Former President Bill Clinton will deliver the spring 2007 commencement address at U-M, President Mary Sue Coleman announced Dec. 14.

“President Clinton is a thoughtful and captivating speaker with tremendous insight into the global challenges of our time. We are looking forward to his visit and his message to our graduates,” Coleman says. “We are thrilled that the Class of 2007 will conclude its time at the University with a commencement address from such a prominent world leader.”

The ceremony will be held April 28 in Michigan Stadium. About 3,500 undergraduate students typically participate in spring commencement, receiving their degrees before an audience of more than 40,000.

Since leaving office, President Clinton established the William J. Clinton Foundation to confront some of the most pressing challenges of the 21st century at home and abroad. The Clinton HIV/AIDS Initiative, a project of the Clinton Foundation, has expanded access to dramatically cheaper anti-retroviral drugs to more than 500,000 people in 62 developing countries. The foundation is also focused on curbing climate change around the world and addressing the childhood obesity epidemic in the United States. The Clinton Global Initiative, an international conference designed to inspire action, has facilitated more than $10 billion in pledges to finance innovative solutions to a wide array of global issues.

Clinton was elected the 42nd President of the United States in 1992, and won re-election in 1996. During his presidency the nation experienced the longest period of economic growth in its history.
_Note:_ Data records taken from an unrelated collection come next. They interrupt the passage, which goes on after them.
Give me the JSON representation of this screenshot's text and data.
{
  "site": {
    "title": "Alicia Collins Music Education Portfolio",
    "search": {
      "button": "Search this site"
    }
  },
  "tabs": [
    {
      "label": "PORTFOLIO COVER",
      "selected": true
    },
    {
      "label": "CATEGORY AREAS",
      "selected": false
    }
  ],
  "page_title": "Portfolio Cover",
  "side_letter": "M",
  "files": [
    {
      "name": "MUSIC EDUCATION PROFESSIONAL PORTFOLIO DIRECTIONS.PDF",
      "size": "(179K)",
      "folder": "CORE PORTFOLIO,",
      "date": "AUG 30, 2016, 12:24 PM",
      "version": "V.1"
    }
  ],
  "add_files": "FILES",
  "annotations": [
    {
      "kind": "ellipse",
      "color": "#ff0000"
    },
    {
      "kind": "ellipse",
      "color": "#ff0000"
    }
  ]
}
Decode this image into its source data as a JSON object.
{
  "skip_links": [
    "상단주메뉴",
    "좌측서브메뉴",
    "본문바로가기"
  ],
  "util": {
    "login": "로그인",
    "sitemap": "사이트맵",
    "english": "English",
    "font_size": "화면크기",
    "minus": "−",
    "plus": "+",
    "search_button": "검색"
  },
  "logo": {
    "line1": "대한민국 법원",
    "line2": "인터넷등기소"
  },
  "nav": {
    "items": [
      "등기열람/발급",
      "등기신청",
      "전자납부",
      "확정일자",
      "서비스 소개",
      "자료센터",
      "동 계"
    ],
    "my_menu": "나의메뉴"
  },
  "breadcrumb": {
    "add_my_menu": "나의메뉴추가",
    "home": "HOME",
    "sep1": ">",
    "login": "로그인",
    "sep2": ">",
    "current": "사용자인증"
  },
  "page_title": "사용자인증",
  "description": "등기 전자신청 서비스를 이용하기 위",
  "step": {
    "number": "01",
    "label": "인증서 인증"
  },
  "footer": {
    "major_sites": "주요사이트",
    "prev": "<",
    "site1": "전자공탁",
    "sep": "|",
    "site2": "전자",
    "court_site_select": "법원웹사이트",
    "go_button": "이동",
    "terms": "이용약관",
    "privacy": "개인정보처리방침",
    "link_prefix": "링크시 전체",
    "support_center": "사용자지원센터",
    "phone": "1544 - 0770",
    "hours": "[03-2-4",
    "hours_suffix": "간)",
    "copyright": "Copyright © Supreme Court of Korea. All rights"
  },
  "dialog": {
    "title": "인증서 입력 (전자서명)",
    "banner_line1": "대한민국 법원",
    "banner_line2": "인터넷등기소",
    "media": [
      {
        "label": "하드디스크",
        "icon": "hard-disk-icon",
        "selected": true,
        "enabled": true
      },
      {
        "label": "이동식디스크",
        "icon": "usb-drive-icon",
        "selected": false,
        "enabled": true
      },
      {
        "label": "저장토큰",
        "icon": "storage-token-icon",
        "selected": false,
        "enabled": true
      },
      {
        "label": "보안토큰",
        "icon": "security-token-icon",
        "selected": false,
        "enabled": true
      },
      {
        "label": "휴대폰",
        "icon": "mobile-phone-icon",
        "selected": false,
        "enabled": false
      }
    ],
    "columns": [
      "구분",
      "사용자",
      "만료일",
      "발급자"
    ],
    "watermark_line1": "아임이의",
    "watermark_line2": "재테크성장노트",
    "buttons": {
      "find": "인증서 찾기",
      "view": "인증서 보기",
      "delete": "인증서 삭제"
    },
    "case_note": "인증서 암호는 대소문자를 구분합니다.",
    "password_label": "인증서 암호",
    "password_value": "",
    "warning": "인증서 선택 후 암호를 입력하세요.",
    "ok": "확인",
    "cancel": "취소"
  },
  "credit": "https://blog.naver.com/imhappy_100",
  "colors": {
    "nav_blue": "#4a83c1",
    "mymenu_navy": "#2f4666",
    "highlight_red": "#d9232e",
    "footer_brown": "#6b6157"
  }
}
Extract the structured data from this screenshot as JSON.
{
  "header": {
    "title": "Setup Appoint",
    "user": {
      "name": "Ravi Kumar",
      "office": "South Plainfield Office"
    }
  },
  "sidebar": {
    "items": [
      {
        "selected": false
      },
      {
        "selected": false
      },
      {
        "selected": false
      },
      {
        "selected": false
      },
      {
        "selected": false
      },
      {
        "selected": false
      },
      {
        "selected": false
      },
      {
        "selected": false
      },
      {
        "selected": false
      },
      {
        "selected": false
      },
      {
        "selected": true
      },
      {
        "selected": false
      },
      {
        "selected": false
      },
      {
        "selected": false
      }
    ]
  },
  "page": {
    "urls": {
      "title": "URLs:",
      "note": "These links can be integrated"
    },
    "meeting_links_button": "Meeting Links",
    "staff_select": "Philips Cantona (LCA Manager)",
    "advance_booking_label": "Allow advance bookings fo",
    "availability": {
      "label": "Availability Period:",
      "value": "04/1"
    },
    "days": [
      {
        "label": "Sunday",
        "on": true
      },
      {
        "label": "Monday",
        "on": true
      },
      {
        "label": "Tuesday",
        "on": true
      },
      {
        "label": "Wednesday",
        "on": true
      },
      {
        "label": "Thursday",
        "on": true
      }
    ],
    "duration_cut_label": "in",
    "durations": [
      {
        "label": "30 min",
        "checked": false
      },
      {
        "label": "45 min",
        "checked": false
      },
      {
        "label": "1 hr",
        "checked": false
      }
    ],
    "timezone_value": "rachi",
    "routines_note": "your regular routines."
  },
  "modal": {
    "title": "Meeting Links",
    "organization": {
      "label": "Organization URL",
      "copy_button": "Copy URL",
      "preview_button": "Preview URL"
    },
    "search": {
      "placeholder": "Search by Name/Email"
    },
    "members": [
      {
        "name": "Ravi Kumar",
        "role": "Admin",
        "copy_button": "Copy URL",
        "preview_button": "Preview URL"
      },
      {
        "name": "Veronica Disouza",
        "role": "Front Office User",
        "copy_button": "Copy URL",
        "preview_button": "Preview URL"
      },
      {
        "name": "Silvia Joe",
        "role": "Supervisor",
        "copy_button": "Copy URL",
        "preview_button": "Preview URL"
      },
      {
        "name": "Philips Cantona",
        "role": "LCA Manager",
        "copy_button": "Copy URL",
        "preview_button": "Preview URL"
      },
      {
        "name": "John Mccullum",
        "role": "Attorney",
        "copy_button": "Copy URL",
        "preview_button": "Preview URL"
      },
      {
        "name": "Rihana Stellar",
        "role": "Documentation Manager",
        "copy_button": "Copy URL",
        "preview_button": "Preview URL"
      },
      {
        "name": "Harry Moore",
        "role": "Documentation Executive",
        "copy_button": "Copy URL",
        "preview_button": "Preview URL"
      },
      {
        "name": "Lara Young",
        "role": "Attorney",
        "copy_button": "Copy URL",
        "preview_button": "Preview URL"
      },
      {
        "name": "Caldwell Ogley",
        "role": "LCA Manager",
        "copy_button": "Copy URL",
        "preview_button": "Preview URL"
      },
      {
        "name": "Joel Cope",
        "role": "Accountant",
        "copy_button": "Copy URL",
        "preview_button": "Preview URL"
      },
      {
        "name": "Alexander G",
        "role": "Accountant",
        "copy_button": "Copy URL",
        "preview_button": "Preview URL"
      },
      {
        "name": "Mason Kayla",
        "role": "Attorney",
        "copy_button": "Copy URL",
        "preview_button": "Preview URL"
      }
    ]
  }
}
Welfare reform, tax relief for working families, the North American Free Trade Agreement and elimination of the federal deficit were among the many hallmarks of his administration.

Clinton served as governor of Arkansas, attorney general of Arkansas and as chairman of the National Governors’ Association and the Democratic Leadership Council. He graduated from Georgetown University, studied at Oxford University as a Rhodes Scholar, and earned a law degree from Yale University.

Clinton and his wife, U.S. Sen. Hillary Rodham Clinton, D-N.Y., have visited the U-M campus on prior occasions. Then-First Lady Clinton delivered the commencement address and received an Honorary Doctor of Laws Degree, May 1, 1993. The couple visited the campus and greeted more than 13,000 students and community residents outside the Rackham Building, in October 1992, and on April 28, 1998, Sen. Clinton spoke before an audience of 4,000 at closing ceremonies in Hill Auditorium for U-M’s Year of Humanities and Arts.